Wenn Sie als Unternehmer alle technisch möglichen und notwendigen Schutzmaßnahmen für die Sicherheit Ihrer Unternehmensdaten und Ihres auch bei Ihren Mitarbeitern gesammelten Firmen-Know-hows getroffen haben, verbleibt Ihnen trotz dieser Maßnahmen ein nicht unerheblicher „Risikofaktor“ in Gestalt Ihrer Mitarbeiter - sogar Ihrer loyalen (!) Mitarbeiter - erhalten. In einem ansonsten gut gesicherten System gilt bei der Datensicherheitsfrage der Mensch als das schwächste Glied im Unternehmen.

Diese potenzielle „Schwachstelle“ im Sicherheitssystem Ihres Unternehmens macht sich ein sogenannter „Social Engineer“ (Informationsbeschaffer) für seine kriminellen Vorhaben gezielt zu Nutzen, in dem er seinen „Angriff“ auf der zwischenmenschlichen Ebene startet. Bei dieser trivial anmutenden Vorgehensweise – eben aufgrund der zunächst nicht-technischen Methode – werden selbst ausgeklügelte Sicherheitsvorkehrungen raffiniert umgangen.

Der Social Engineer erreicht durch das gekonnte Vorspiegeln falscher Tatsachen in der Regel unbemerkt Zugriff auf die für ihn interessanten Informationen – und das in einem größeren Umfang als es durch einen bloßen Einbruchversuch mit PC gelingen könnte.

Der Social Engineer beschäftigt sich mit den Schwächen von Menschen und weiß, wie er deren Vertrauen gewinnen kann. Dabei ist es ihm insbesondere bewusst, dass jeder Mensch davon ausgeht, dass man ihn nicht unbemerkt manipulieren oder ihm etwas vortäuschen könne. Belanglose Informationsfetzen - vom Einzelnen unbedarft preisgegeben, da sie ihm gar nicht von Bedeutung erscheinen - und gezieltes Nachfragen ermöglichen dem Social Engineer, sich ein vollständiges Gesamtbild des auszuspähenden Unternehmens mit einem hohen Informationsgehalt zu erstellen.

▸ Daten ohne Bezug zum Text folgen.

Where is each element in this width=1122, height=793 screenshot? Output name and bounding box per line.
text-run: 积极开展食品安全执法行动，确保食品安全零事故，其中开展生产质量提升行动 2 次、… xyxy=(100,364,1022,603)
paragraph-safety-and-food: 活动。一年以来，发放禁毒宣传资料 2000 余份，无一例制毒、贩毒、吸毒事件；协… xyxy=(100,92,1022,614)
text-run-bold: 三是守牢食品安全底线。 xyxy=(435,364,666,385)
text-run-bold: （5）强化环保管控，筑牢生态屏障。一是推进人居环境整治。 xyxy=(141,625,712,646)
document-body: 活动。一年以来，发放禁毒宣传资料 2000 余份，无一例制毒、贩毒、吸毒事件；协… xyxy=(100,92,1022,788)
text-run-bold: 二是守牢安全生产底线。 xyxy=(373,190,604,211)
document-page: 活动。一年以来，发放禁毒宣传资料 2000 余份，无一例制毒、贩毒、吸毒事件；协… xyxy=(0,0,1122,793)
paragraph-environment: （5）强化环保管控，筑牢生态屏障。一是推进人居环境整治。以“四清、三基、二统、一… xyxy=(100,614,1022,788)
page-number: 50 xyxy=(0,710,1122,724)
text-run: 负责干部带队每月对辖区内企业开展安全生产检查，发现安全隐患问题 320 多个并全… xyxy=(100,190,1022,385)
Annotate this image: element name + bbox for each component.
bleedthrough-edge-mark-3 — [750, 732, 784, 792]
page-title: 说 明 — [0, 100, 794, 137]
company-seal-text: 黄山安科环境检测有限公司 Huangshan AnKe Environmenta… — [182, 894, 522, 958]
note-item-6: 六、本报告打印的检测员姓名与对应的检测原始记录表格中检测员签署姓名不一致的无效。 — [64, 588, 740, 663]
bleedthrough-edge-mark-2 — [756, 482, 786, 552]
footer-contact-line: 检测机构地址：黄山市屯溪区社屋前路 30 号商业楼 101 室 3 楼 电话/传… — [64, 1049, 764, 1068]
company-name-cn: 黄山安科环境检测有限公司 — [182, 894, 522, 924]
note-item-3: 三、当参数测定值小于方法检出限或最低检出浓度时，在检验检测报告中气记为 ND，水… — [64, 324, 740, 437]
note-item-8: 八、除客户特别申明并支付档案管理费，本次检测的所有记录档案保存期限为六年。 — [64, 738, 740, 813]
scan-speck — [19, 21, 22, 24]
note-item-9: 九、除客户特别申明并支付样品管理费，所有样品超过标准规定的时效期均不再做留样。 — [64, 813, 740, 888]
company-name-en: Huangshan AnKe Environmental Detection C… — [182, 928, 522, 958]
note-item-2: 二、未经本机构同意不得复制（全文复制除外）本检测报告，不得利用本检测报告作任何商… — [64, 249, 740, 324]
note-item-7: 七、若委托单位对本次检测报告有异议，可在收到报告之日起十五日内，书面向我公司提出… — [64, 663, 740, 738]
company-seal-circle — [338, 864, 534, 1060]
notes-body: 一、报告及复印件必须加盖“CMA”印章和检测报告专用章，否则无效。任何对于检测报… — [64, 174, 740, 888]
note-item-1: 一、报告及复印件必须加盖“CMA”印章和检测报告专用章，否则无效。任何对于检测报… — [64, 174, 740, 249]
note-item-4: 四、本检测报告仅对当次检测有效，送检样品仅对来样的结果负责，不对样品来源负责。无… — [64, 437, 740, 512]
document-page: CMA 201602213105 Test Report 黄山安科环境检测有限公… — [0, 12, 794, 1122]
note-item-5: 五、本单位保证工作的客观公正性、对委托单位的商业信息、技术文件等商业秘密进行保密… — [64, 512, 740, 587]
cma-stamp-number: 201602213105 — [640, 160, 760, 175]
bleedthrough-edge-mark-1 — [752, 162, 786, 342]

Der Schwerpunkt der Schutzmaßnahmen im Bereich „Social Engineering“ liegt nach Aussage von Sicherheitsexperten eindeutig auf organisatorischen Vorkehrungen. Die notwendigen Maßnahmen sollten in einem umfassenden Regelwerk, d. h. in einer Sicherheitsrichtlinie, festgelegt werden, für deren Erstellung und Überwachung eine Position mit entsprechender Kompetenz einzurichten wäre, welche sich auch für die regelmäßige Sensibilisierung der Mitarbeiter verantwortlich zeichnet. In dieser Frage durch die Ernennung eines beliebigen Mitarbeiters zum Sicherheitsbeauftragten ausschließlich den haftungsrechtlichen Verpflichtungen der Geschäftsführung Genüge leisten zu wollen, würde der Wichtigkeit und Brisanz der Thematik - und letztlich dem Unternehmensschutz und den Unternehmenszielen - nicht gerecht werden.